Nos arredores da Estação Júlio Prestes, região central da cidade de São Paulo, a guarda civil metropolitana está em todas as esquinas. Além das viaturas, cavaletes e faixas cercam as esquinas entre a Alameda Dino Bueno e a Rua Helvétia, onde se concentram centenas de usuários de crack.

Por Beatriz Ramos
e Filipe Olivieri

Prefeitura e governo do Estado de São Paulo seguem caminhos opostos no tratamento da dependência química na Cracolândia. Enquanto gestão de Fernando Haddad aposta na reinclusão do indivíduo na sociedade, a estratégia estadual força a abstinência através de total isolamento.

Bruno Ramos Gomes,que atua na cracolândia desde 1998 com a ONG É de Lei, diz que o foco na abstinência não atinge todos os usuários. A ONG participou da elaboração do programa da prefeitura, o De Braços Abertos.

“O Braços Abertos não tem uma proposta de impor, mas de compõe [o tratamento] com o usuário”, diz Gomes.

Outro idealizador do programa foi o psiquiatra Dartiu Xavier, especialista em dependência química e fundador do Programa de Orientação e Atendimento a Dependentes (PROAD) da Unifesp. “Passávamos o dia na Cracolândia, andando e conversando com as pessoas, pensando em possíveis soluções para o problema”, conta.

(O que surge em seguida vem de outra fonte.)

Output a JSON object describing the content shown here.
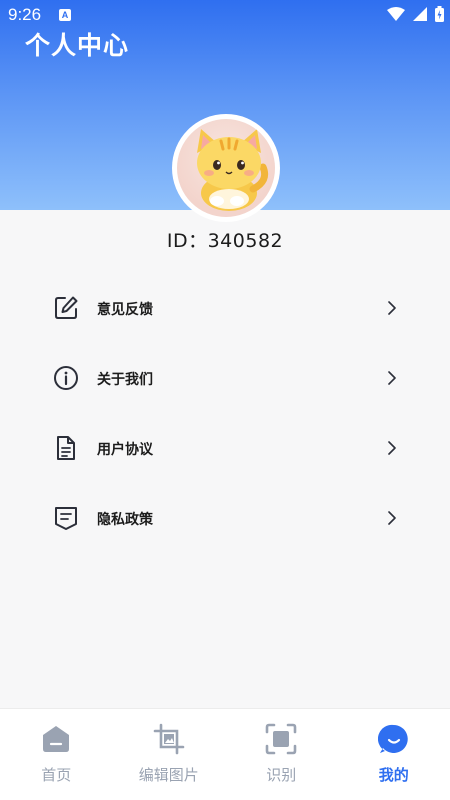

O projeto não foi aceito de imediato pela prefeitura, e Xavier destaca a importância da iniciativa da então secretária municipal de Assistência e Desenvolvimento Social Luciana Temer, filha do atual presidente.

“O programa foi implantado de uma forma meio tímida pela Secretaria da Saúde, mas a filha do Temer tomou a dianteira e implantou como era para ter sido inicialmente”, diz Xavier.

Atualmente, o De Braços Abertos acompanha mais de 450 usuários de crack e oferece atendimento médico e odontológico, além de investir em capacitação para o mercado de trabalho e acompanhamento multidisciplinar.

Disputas

“A Cracolândia é uma grande vitrine”, compara Bruno Gomes. “Tem lá pastor querendo levar a pessoa pra internação na clinica dele, tem gente que vai dar comida, um monte de coisa, a polícia, e tem os agentes da prefeitura e do governo do Estado”, explica.

Para o integrante da ONG É de Lei, a atuação simultânea do município e do governo do Estado está relacionada a disputa política. “De um lado está o Recomeço, pregando a abstinência e internações em comunidades terapêuticas. Já os Narcóticos Anônimos, Amor Exigente e o Braços Abertos que trabalham uma perspectiva de redução de danos”.

Em 2012, uma violenta intervenção da Polícia Militar, batizada de Operação Sufoco, reproduziu a política norte-americana na Cracolândia no sentido literal, e os abusos repercutiram no mundo todo.

Desgastado com o episódio, o governo do Estado lança no ano seguinte o programa Recomeço, sua suposta mudança de abordagem do uso e dependência como questão de saúde, na contramão tanto da politica municipal quanto de experiências bem sucedidas pelo mundo todo.

“O tratamento do Recomeço é basicamente que as pessoas se internem nas comunidades terapêuticas”, explica Bruno Gomes.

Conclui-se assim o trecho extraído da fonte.